O Supremo Tribunal Federal (STF) decidiu, até o momento, por cinco votos a favor da rejeição de um recurso apresentado pela Igreja Universal do Reino de Deus (IURD). A decisão obriga a igreja a restituir doações recebidas de um fiel, em um julgamento que acontece em plenário virtual com término previsto para 5 de agosto.

Os votos contrários ao recurso foram emitidos pelos ministros Edson Fachin, Cármen Lúcia, Alexandre de Moraes, Cristiano Zanin e, mais recentemente, Dias Toffoli. A análise do caso no STF é uma continuidade de uma decisão anterior do Tribunal de Justiça de Minas Gerais (TJ-MG), que considerou que a IURD incutiu no doador uma ideia de obrigação nas contribuições.

Motivos da Decisão

De acordo com o acórdão do TJ-MG, a igreja teria utilizado coação moral irresistível para obter doações, uma vez que a pressão exercida sobre os fiéis poderia prejudicar sua capacidade de decisão.
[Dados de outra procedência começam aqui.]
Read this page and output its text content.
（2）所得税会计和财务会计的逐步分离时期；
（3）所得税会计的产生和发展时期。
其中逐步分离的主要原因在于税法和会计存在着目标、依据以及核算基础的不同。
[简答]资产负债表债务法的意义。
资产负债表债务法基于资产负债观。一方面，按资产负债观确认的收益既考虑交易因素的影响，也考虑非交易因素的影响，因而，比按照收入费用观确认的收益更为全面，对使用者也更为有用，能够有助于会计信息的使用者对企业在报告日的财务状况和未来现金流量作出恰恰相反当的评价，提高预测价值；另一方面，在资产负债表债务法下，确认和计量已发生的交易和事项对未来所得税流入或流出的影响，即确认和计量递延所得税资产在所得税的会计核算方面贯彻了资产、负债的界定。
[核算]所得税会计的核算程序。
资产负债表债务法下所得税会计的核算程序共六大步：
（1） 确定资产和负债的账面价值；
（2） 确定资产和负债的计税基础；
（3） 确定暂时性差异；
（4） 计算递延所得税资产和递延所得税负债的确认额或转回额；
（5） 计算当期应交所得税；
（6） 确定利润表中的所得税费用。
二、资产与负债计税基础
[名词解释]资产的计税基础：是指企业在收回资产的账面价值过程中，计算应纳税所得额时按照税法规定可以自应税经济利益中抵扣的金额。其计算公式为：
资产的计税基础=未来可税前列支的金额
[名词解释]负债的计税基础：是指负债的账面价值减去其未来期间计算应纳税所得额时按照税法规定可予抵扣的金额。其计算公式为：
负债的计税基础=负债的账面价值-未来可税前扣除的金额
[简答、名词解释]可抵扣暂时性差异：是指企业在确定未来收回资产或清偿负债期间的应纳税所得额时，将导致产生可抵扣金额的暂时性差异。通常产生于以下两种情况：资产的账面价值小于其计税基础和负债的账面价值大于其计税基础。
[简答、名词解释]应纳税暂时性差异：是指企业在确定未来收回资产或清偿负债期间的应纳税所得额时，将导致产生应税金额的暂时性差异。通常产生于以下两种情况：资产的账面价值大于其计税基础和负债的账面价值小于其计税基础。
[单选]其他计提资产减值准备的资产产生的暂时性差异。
O tribunal estipulou, como resultado, a devolução de R$ 229,1 mil em doações, além de R$ 12 mil a título de danos morais.

"O autor não tinha condições de exercer seu livre arbítrio devido à coação moral praticada pela ré", trecho destacado do acórdão.

Contexto Adicional

No agravo que a IURD apresentou ao STF, a igreja argumenta que o TJ-MG desconsiderou a natureza jurídica das doações, classificando erradamente a pregação religiosa como coação. Contudo, o STF manteve entendimento de que essa revisão exigiria nova análise de provas.

Casos Anteriores

Além deste caso, o Supremo também rejeitou uma apelação da IURD em relação a outra decisão que a obrigava a devolver doações e bens a uma fiel, que recebeu uma reparação de R$ 50 mil. Esta última sentença considerou que a igreja se aproveitou de momentos de vulnerabilidade da doadora, causando danos à sua dignidade e bem-estar psicológico.

O relator do caso no TJ-SP, Natan Zelinschi de Arruda, afirmou que as oferendas estavam ligadas à prática de coação psicológica, enfatizando a responsabilidade da IURD nas condições adversas enfrentadas pela fiel.